The CUDA Performance Myth II
This is a kind of following to the CUDA performance myth. There is a recent news on the java concurrent mailing list about SplittableRandom class proposed for JDK8. It is a new parallel random number generator a priori usable for Monte-Carlo simulations.
It seems to rely on some very recent algorithm. There are some a bit older ones: the ancestor, L’Ecuyer MRG32k3a that can be parallelized through relatively costless skipTo methods, a Mersenne Twister variant MTGP, and even the less rigourous XorWow popularized by NVidia CUDA.

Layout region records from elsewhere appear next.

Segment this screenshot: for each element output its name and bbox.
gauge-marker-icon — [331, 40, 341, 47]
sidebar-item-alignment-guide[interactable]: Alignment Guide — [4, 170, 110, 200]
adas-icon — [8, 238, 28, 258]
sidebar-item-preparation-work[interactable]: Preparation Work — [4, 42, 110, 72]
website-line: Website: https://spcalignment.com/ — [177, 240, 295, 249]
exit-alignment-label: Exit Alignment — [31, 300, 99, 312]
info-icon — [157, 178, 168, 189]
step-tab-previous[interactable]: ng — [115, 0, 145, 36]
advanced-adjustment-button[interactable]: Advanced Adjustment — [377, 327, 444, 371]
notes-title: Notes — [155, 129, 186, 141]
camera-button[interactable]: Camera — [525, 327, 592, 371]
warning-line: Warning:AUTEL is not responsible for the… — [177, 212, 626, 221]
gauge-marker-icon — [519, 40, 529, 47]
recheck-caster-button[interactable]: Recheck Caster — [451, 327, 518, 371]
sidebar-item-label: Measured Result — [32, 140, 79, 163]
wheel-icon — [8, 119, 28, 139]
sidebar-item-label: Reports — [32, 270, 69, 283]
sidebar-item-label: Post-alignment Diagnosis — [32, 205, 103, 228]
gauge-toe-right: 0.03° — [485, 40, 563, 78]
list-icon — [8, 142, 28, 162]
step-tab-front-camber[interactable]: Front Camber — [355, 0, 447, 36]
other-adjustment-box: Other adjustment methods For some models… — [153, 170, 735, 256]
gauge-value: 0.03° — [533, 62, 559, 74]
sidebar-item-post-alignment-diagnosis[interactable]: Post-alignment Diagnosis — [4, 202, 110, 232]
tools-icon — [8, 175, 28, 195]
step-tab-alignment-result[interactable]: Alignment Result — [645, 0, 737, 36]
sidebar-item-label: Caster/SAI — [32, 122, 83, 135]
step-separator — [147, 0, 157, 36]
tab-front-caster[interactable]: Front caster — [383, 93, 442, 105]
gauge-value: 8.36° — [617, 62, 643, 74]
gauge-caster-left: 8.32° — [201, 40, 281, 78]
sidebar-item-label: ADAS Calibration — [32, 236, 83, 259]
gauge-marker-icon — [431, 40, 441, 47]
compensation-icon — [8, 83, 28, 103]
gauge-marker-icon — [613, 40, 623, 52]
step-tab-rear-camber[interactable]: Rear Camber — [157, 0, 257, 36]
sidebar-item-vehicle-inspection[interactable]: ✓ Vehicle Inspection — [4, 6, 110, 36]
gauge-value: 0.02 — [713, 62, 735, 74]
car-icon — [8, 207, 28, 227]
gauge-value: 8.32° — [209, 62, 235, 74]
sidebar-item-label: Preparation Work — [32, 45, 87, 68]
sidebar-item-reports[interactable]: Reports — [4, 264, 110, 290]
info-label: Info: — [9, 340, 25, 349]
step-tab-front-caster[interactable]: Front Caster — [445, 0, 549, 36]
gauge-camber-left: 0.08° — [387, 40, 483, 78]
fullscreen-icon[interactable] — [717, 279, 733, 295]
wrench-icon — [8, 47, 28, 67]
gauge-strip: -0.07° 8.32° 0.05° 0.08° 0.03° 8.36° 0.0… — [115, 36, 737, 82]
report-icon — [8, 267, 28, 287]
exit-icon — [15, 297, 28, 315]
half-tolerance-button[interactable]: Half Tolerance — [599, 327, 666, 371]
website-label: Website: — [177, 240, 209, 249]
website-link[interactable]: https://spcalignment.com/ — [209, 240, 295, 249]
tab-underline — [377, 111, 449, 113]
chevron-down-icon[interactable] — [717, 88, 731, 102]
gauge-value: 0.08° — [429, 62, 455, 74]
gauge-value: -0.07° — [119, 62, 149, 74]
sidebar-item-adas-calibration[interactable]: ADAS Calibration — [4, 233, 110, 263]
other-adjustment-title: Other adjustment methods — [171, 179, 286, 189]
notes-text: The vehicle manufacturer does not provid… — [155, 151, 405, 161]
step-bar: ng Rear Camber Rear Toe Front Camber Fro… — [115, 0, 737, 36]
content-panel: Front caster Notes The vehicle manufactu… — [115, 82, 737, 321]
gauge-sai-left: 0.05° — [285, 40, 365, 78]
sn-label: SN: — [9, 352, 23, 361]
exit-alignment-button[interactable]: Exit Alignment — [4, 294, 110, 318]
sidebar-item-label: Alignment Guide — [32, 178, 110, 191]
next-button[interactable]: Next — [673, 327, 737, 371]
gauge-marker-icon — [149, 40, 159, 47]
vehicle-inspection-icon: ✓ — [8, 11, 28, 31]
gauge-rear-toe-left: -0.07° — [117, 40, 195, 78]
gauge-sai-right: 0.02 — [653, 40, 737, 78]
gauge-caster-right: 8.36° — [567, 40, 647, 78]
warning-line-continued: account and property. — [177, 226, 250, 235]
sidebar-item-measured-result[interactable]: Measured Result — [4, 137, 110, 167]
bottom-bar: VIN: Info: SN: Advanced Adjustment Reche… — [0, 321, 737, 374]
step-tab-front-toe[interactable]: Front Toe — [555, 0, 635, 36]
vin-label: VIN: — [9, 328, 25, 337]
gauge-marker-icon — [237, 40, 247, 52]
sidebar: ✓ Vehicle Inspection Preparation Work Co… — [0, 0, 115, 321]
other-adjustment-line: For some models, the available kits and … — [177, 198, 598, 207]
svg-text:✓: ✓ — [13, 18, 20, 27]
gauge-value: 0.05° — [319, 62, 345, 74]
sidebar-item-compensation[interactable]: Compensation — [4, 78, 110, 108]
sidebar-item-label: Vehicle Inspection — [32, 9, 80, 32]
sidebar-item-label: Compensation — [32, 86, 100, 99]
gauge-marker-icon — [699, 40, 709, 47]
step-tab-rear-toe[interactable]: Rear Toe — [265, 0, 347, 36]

The book GPU Computing Gems provides some interesting stats as to GPU vs CPU performance for various generators (L’Ecuyer, Sobol, and Mersenne Twister)
A Quad core Xeon is only 4 times slower to generate normally distributed random numbers with Sobol. Fermi cards are faster now, but probably so are newer Xeons. I would have expected this kind of task to be the typical not too complex parallelizable task doable by a GPU, and yet the improvements are not very good (except if you look at raw random numbers, which is almost useless in applications). It confirms the idea that many real world algorithms are not so much faster with GPUs than with CPUs. I suppose what’s interesting is that the GPU abstractions forces you to be relatively efficient, while the CPU flexibility might make you lazy.